Bu davranış yahut düşüncede bu rahmetlinin mutluluğu olsa gerek.
Bazı kimse bir lokma ekmeğini başkalarıyla paylaşmaktan mutluluk duyar, bazı kimseler de sayısız mal varlığına ve parasına rağmen bir ekmek yürütmeyi kendisi için kazanç addeder ve haliyle mutluluk duyar.
Zamanımıza kadar dünyada yüz milyar insanın yaşadığı tahmin ediliyor, bunların hiçbirinin mutluluğu hakkında bir bilgi mevcut değil. Yalnız şu da bir gerçek etrafı mutlu olan kimse kendisini mutlu hisseder.
Aşkına karşılık vermeyen ve onun ıstırap çekmesinden, mutsuz yaşamında mutluluk duyan kız, bir intikam duygusuyla tatmin olduğu hazzıyla sevinç duyar ve mutlu olur.
Mutluluğun tarifi çoktur fakat sonu yoktur, bütün dinlerde aşırı zikre yönelen ibadete kendisini kaptıran kimseler, zamanla kendisinin bir hiç olduğu kanısına varırlar. Sadece hayalindeki cennet ve orada kendilerini bekleyen hurileri hayal sayfalarına katarak mutlu olurlar.
O zaman şöyle yorumlamak yahut tarif etmek gerek. Refah düzeyinin yüksekliği veya fakirlik, mutluluk derecesini belirlemiyor. Bir çoban veya bir mecnun değişik olaylarda mutlu olabiliyor, hiçbir mecnun kendinde olan değişikliği bilmiyor diye bir şey yok, hepsini bilmeye bilir fakat pek çok kimse yaşamında olan bazı değişiklikleri fark eder. Fazla alkol alan kimsenin devamlı başkasına hakaret etmesi sağa sola küfürler savurması mutluluğun neresine oturur bilemiyorum. Eğer sarhoş bir kimsenin etrafa küfürler ederek mutluluk arıyor olması da düşündürücü değil mi? İncelenmesi gerekir. Caddede gezen sokak köpeğini yaralamak, yahut öldürmek mutluluk olmasa gerek.

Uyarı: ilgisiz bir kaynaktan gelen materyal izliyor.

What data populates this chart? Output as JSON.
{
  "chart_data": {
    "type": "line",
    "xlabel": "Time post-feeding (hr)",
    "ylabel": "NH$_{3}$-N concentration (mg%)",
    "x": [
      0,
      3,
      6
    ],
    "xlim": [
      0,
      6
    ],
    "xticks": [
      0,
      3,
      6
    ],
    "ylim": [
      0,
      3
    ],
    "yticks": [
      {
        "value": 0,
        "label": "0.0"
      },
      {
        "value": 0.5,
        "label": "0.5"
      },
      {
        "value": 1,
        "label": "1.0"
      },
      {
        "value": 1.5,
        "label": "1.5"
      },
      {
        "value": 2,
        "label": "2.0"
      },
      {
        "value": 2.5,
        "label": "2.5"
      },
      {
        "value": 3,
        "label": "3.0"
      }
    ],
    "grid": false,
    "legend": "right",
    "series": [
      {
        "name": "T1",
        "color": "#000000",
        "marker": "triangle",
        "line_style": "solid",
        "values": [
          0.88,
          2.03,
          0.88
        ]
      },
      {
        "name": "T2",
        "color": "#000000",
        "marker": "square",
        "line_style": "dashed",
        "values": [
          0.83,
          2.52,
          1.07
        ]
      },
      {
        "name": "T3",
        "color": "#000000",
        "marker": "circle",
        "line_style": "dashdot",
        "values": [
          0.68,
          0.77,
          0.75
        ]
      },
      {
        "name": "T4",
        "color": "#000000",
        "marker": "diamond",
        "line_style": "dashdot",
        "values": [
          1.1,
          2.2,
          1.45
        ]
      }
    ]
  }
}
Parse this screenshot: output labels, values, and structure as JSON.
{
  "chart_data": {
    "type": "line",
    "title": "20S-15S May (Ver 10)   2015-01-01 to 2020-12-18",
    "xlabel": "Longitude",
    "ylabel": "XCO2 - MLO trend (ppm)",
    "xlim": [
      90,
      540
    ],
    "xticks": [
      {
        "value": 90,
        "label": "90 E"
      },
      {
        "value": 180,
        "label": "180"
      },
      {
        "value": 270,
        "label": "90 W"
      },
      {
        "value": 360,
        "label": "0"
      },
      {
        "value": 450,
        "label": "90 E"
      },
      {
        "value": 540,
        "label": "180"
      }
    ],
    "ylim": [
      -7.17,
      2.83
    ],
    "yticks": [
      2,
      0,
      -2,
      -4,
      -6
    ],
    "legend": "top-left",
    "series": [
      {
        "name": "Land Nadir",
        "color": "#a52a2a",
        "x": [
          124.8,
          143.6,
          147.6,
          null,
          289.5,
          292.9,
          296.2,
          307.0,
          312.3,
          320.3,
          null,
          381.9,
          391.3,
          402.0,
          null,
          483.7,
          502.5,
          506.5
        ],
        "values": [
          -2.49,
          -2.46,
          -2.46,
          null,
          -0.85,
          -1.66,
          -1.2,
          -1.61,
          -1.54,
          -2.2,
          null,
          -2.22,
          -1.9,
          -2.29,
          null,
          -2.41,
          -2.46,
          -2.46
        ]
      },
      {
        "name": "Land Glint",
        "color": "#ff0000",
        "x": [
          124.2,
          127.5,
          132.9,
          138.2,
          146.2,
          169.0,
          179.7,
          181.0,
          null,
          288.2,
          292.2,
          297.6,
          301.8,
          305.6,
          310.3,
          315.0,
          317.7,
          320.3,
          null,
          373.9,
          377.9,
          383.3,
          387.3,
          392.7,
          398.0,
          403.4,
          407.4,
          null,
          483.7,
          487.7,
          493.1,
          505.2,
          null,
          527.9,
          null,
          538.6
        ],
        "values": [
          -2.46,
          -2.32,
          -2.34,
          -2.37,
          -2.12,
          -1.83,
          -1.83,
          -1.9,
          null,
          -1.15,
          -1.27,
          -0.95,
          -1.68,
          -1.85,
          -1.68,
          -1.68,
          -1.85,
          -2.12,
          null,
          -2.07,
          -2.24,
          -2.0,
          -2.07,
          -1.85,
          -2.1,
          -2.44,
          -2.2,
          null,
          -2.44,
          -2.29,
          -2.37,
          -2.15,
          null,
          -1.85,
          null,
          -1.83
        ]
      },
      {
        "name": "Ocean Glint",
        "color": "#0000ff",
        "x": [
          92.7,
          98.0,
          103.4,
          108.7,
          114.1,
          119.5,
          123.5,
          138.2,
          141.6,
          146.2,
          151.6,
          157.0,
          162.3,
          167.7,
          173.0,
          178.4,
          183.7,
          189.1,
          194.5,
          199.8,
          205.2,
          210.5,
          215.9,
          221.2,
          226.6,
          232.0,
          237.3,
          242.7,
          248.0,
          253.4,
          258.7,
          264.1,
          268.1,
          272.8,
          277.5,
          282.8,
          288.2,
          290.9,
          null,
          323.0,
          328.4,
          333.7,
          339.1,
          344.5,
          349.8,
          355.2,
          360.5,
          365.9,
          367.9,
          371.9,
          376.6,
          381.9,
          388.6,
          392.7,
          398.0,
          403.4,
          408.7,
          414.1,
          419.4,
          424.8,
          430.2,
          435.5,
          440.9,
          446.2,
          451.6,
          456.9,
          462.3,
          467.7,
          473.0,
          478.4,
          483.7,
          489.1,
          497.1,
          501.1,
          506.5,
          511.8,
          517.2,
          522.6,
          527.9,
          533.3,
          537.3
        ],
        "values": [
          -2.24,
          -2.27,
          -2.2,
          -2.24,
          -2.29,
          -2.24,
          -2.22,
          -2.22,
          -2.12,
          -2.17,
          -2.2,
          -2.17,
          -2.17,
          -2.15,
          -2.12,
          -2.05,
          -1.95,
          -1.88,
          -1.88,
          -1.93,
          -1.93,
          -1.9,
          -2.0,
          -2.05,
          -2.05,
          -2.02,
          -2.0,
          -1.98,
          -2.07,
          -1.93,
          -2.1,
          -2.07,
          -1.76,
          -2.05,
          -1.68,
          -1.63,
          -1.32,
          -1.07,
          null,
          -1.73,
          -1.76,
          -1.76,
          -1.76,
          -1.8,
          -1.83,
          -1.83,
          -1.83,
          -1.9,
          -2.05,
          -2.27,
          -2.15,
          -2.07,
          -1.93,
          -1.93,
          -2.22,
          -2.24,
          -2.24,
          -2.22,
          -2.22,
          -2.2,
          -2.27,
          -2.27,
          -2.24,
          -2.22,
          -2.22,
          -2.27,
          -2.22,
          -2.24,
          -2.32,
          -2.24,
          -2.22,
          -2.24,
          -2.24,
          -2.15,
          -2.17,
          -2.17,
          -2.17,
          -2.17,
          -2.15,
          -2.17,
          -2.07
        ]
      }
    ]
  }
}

O zaman şöyle bir tarif veya tanımlama çıkıyor, yaşam sürecinde yaşanan olumlu ve olumsuz olaylar şahısların kendi çıkarları doğrultusunda değerlendirilir, menfaat sınırları içinde kalan olaylar şahısları mutlu eder, menfaat sınırlarından içeri giren her faaliyet insanı mutsuz eder.
Problemlerin ortadan kaldırılması mümkün değil fakat çözümlenmemesi de mümkün değil. Herkes kendi özgürlük sınırlarını korurken başkalarını da gözetmesi gerektiğini de öğrenmeli, bilmeli ve başkalarının da fikir ve düşüncelerine saygı göstermeli.
Yaşam süresinde harcamalara dikkat etmeli, aylık yahut yıllık aile bütçelerini iyi ayarlamalı, gelirinden çok harcama yapılırsa yorganın ayakucunda soğuk girer yani yorganına göre ayağını uzatacaksın. Alın terinin tadıyla geçim ve yaşam endeksini iyi ayarlarsak mutluluğu her zaman yakalarız, yoksa büyük üreticilerin cicili bicili reklamlarına kanar, her yerden zırt pırt kartla alış veriş yaparsak, pencereyi açınca komşuya söyleyeceğimiz iki çift lafı cep telefonuyla iletmeye kalkarsak, evde hanımın lüzumsuz isteklerini de bunlara ekleyince, hele maaştan başkada bir gelirimiz yoksa o zaman mutluluğu ne biz görür yakalarız nede mutluluk bizi görür.
Mutluluğu da maddi varlığa bağlamamak gerekir. Çok zengin olan mutlu olmazken, sokaklarda yaşamını sürdüren bazı kişilerin gayet mutlu yaşam sürdürdüğünü görmek mümkün.